I heard an interesting interview of a mental health professional. (I never remember names.) She said there was a stress study of cadets. The expectation was the cadets’ stress would be highest in the beginning of their studies or even when nearing finals and graduation. The highest stress was after they passed their classes and their careers were promising. The research discovered that the stress was higher because they no longer were in a struggle together, no longer in unity with their classmates.
I find that is true of me (and maybe you) during this pandemic. We are not pulling together as Americans. One political party is not the enemy of the other, unless individuals create chaos by reposting feeding-frenzy nonsense. I personally am not going to be used by manipulators manufacturing articles to divide us. I believe science, not fantasies. I believe most people on both sides of the aisle are basically good and share my American values.
I am stressed each time a friend posts another deep state conspiracy. Government workers are our hard working neighbors who have children and grandchildren who play with our children/grandchildren. They keep us safe in law enforcement, process paper by the tons, work for the VA, investigate nursing homes complaints, and keep our tap water clean, etc… etc…..

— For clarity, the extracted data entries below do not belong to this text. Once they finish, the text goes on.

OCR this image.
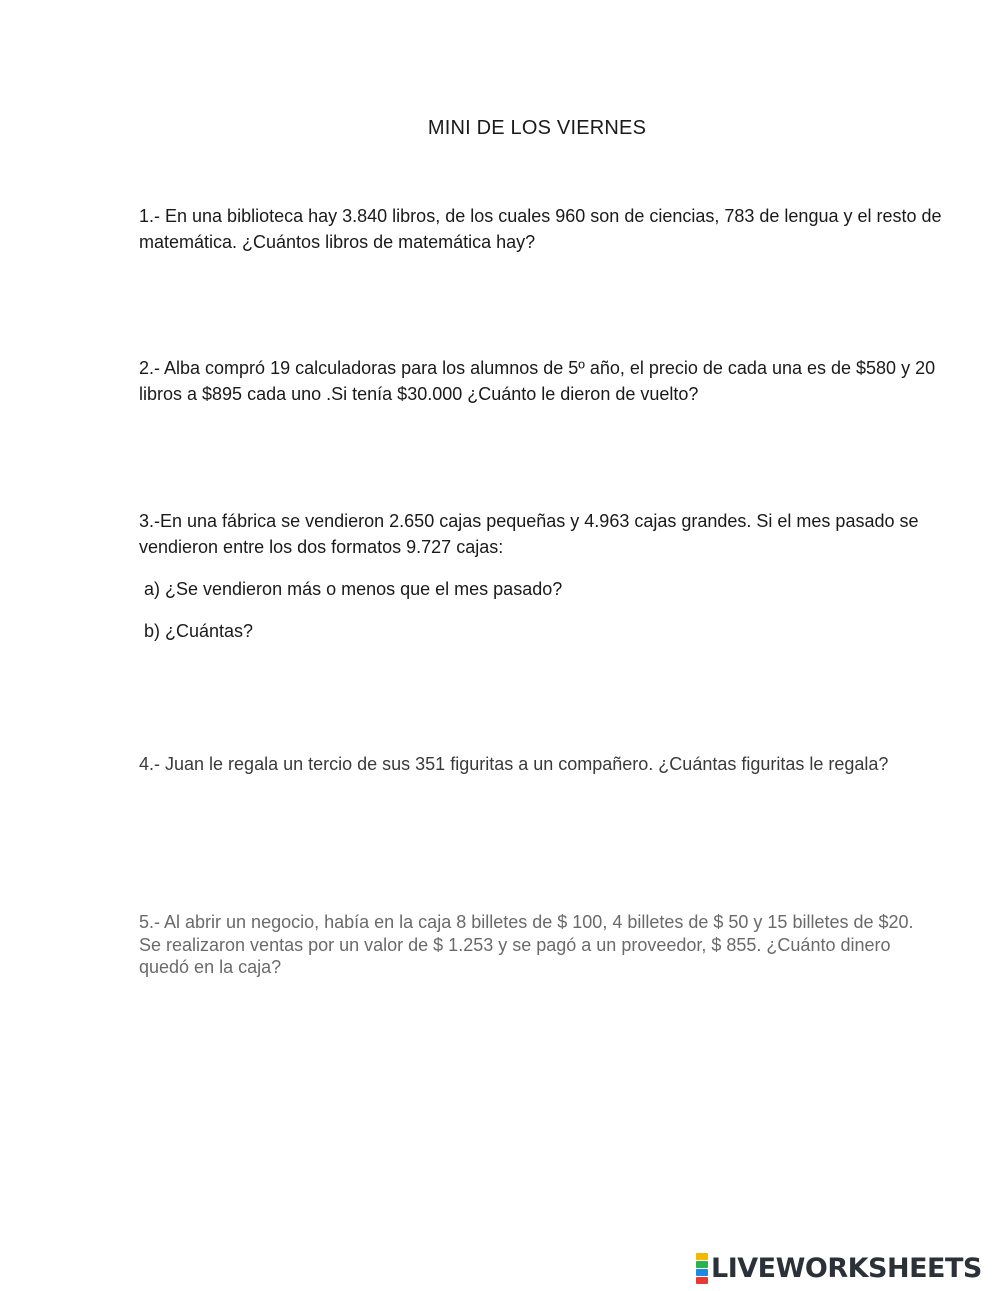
MINI DE LOS VIERNES

1.- En una biblioteca hay 3.840 libros, de los cuales 960 son de ciencias, 783 de lengua y el resto de matemática. ¿Cuántos libros de matemática hay?

2.- Alba compró 19 calculadoras para los alumnos de 5º año, el precio de cada una es de $580 y 20 libros a $895 cada uno .Si tenía $30.000 ¿Cuánto le dieron de vuelto?

3.-En una fábrica se vendieron 2.650 cajas pequeñas y 4.963 cajas grandes. Si el mes pasado se vendieron entre los dos formatos 9.727 cajas:

a) ¿Se vendieron más o menos que el mes pasado?
b) ¿Cuántas?

4.- Juan le regala un tercio de sus 351 figuritas a un compañero. ¿Cuántas figuritas le regala?

5.- Al abrir un negocio, había en la caja 8 billetes de $ 100, 4 billetes de $ 50 y 15 billetes de $20. Se realizaron ventas por un valor de $ 1.253 y se pagó a un proveedor, $ 855. ¿Cuánto dinero quedó en la caja?

LIVEWORKSHEETS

I am stressed by people who post their rights to infect others (me!) by not wearing a mask or curtailing their activities. As much as I grieve for those who lost loved ones – almost 80,000 families, we could have had twice that number if we had not been responsible. The time out was not a waste of my time. I had no burning desire to kill someone (the elderly, medical personnel, my neighbors). I am a grown-up and can be still for a brief time.
I am stressed by people, most churched and professing love, who have chosen to be hateful rather than be my friend on FB. It is a choice. I will miss them, but not the hate.
My stress goes down when I behave in a loving manner, am kind and rational. My choice. What I control. I hope more of my friends regain their loving centers before we are lost to one another. No one can have too many friends, especially during a pandemic.